Where are our prophets and wild men? Why doesn’t Christianity look any different from secular Western life? Too many times I’ve been told to lay down my burdens, without being given anything to pick up. I’ve been told what Christians believe, but not how they live.
Why aren’t all of us Mother Theresa? Why is she somehow an exception? If we are Christians — shouldn’t we all be living like Christ himself?
My original intention for Saint Superman was to chronicle my postulant year as a Capuchin Franciscan, for which I had been preparing when I opened up this little place. I’d been in talks with them for a long time, and had made a couple of trips up to see their houses and meet the Friars and was really terribly attracted to the whole business. More than anything, the simplicity of the call was a giant plus; here was a way to escape my own skin and live empty and in service, rather than just trying to get ahead and buy new gadgets. Here, here at last was my opportunity to begin living the Gospel and not just listening to it.
I’ll be the first to admit that I was definitely waiting on holiness, rather than going after it tooth and nail, but the Capuchin lifestyle held such vigorous wonder, wept and dripped with the Spirit so full that I couldn’t help but get excited at the prospect and believed, believed so surely, that I was called there.
But I wasn’t. It was a punch to the gut when Br. Miguel informed me that the Capuchins had reservations about my entrance, and were asking me to defer application until after college. I had been entertaining my own doubts — a girl — but it was nothing I didn’t believe could be overcome. I know how to make big decisions. I was sure of that.
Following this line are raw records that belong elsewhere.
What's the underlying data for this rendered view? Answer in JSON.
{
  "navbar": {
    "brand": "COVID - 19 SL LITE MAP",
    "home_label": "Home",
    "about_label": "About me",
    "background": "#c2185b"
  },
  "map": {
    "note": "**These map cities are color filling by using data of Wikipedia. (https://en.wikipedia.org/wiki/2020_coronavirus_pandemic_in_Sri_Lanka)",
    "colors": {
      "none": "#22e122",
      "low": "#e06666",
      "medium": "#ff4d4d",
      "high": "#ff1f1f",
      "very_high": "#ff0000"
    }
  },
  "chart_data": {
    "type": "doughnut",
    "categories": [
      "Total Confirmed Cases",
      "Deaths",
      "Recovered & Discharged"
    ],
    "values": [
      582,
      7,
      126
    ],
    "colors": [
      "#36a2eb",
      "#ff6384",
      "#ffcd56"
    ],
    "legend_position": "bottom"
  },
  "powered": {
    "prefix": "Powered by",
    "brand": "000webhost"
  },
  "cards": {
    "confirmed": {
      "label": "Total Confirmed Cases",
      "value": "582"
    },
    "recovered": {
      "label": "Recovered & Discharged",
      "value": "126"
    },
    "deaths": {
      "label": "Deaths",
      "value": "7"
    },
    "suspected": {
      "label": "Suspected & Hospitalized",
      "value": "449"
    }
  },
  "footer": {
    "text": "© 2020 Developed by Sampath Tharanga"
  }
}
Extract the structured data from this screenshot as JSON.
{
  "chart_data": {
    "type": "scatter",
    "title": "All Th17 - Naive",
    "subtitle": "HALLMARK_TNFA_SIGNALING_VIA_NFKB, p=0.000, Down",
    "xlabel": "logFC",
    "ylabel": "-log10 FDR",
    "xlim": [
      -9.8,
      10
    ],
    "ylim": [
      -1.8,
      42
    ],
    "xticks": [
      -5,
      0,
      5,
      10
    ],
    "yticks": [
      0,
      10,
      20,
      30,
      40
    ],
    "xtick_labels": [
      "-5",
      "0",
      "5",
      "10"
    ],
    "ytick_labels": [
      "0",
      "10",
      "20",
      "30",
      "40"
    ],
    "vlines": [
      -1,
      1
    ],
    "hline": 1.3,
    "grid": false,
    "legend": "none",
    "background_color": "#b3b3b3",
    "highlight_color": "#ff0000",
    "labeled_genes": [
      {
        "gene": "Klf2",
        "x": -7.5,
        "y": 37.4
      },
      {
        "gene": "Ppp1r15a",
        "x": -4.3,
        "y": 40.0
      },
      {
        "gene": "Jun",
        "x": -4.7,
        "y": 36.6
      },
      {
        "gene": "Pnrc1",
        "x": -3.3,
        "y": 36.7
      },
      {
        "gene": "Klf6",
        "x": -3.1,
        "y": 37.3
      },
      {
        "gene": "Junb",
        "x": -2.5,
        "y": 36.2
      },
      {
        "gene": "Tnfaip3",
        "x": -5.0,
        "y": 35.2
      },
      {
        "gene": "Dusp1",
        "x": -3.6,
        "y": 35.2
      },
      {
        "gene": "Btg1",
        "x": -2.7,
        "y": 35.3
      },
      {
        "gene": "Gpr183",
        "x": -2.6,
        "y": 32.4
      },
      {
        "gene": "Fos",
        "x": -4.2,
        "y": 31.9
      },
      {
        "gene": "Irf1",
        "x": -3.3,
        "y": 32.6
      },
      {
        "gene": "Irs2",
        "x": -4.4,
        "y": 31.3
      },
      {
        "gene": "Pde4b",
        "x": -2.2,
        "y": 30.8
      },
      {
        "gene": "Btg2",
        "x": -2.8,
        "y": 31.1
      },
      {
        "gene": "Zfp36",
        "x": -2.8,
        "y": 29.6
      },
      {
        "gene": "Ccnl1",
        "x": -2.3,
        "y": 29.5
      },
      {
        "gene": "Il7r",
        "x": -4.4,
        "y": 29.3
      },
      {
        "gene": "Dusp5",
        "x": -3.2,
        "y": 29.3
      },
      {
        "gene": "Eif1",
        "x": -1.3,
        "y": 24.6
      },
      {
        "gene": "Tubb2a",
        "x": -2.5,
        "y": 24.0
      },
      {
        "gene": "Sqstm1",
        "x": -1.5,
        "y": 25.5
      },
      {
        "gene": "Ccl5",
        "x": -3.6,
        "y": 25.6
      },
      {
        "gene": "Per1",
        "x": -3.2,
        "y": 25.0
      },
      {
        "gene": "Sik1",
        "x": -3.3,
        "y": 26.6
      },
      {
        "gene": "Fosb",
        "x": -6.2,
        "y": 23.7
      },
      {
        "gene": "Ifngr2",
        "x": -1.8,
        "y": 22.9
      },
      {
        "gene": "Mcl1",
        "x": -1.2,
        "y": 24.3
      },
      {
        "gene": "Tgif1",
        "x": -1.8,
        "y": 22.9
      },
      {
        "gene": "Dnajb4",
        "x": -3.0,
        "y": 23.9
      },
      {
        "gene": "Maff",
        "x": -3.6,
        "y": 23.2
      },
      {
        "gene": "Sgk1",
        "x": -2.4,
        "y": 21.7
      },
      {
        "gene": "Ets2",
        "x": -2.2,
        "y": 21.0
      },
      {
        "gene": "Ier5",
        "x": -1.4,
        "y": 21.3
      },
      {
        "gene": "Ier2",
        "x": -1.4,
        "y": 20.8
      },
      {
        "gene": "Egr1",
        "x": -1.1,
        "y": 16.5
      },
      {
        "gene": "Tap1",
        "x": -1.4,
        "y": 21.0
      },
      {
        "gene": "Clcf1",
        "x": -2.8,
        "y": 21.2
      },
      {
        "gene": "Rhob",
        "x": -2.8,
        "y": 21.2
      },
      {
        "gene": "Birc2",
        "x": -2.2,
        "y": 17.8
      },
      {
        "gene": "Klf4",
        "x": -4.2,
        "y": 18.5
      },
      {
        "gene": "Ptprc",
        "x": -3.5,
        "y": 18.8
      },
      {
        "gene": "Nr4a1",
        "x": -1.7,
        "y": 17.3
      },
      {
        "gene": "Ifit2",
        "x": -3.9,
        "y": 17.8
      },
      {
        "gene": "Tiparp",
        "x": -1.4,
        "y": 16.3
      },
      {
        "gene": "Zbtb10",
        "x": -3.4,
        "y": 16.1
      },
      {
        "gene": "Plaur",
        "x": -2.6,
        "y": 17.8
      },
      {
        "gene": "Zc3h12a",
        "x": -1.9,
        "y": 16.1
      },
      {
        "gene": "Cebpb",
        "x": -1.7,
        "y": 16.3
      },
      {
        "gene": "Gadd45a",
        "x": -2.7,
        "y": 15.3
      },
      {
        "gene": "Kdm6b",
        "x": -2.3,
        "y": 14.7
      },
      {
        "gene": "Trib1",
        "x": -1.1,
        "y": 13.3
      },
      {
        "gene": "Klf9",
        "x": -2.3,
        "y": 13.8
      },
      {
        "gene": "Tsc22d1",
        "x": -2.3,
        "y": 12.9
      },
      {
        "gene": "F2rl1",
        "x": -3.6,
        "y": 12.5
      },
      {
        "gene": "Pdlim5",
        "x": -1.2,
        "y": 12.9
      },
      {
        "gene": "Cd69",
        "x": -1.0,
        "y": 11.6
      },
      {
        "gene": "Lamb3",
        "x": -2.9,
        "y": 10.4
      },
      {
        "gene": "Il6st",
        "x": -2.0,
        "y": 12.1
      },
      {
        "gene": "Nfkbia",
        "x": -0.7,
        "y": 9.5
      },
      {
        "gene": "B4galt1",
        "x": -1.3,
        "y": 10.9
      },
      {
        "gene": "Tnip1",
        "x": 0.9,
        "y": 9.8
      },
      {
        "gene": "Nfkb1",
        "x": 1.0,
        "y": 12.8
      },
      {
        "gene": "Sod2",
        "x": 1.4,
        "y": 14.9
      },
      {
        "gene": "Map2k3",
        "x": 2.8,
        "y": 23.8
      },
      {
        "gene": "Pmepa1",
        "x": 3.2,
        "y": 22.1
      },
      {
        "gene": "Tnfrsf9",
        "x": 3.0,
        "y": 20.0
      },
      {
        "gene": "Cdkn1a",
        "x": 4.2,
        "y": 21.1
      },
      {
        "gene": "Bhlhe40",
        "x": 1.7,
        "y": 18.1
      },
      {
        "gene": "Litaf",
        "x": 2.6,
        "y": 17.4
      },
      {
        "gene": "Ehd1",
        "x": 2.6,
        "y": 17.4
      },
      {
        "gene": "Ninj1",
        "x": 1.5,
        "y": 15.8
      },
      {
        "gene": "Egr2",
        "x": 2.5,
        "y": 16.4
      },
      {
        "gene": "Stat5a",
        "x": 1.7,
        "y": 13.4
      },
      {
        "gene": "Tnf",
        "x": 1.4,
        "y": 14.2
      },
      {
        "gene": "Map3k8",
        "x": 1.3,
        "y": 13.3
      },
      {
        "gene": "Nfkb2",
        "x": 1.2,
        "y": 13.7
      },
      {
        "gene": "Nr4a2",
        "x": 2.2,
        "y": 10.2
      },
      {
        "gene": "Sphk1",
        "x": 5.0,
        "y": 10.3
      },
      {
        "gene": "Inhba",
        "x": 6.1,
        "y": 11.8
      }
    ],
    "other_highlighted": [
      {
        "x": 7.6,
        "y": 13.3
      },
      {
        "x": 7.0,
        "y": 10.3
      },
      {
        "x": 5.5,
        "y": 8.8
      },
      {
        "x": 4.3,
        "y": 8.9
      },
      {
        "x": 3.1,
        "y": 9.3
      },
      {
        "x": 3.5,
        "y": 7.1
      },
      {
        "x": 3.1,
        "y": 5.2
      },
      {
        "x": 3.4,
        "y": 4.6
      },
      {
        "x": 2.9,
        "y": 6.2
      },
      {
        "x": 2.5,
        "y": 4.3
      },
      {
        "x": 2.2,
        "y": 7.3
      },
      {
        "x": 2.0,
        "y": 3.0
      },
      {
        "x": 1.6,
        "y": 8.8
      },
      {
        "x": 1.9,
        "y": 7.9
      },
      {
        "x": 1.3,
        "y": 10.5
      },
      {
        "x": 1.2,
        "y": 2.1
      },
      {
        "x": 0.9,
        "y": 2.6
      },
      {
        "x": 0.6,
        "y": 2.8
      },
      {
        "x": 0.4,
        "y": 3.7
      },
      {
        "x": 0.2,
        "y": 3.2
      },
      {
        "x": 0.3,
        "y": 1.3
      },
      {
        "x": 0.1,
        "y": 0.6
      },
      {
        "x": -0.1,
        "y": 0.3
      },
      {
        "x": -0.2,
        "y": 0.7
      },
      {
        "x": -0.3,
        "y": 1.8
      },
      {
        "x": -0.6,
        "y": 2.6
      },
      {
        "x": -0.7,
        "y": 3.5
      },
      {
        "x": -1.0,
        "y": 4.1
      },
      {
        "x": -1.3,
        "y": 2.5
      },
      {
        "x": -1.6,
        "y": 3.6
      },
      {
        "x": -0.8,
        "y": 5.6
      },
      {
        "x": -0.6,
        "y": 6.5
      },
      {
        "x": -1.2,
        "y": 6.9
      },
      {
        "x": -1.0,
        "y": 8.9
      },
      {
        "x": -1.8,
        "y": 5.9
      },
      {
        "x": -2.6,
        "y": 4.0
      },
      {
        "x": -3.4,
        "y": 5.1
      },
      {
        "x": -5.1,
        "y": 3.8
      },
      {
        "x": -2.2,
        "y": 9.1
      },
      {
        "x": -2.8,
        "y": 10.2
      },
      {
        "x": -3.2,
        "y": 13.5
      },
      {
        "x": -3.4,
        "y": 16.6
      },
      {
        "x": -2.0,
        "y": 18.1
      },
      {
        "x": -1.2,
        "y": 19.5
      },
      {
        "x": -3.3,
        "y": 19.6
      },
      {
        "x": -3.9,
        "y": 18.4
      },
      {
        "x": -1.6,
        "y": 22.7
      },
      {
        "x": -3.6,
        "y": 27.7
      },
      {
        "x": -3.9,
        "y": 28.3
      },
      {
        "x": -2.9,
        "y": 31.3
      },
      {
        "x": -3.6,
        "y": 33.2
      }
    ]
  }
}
A few of the brothers I had met were…reticent about me due to their perception of me as being overly critical. Not that I was criticizing them; oh, no, not at all. I had been caught, as it were, discussing the artistic merits of a large, garish painting in the dining hall. I have never been one for religious schlock, and I found it to be so. This did not bode well for me, apparently.
As all of this progresses, a project I’ve been working on, a comic book (natch!) called Sanctuary: Hope is Not Yet Lost silently and subtly moves forward. A musing on exactly the issues I want this blog to address — vocation, purpose, meaning, identity, family, and God — it has been buoyed up and pushed forward. Begun in the summer of 2006, my team and I had raised money for a small print run, which attracted the attention of a local businessman/comic-lover named Brett Carreras, and inspired him to finance a sizable printing, and send us to conventions, and help us seek out distribution, which we’ve now obtained.
I’ve spent a year wondering where God wants me to be and what God wants me to do, and is it possible he’s shown me all along? Could it be this kung-fu superhero comic about the meaning of life?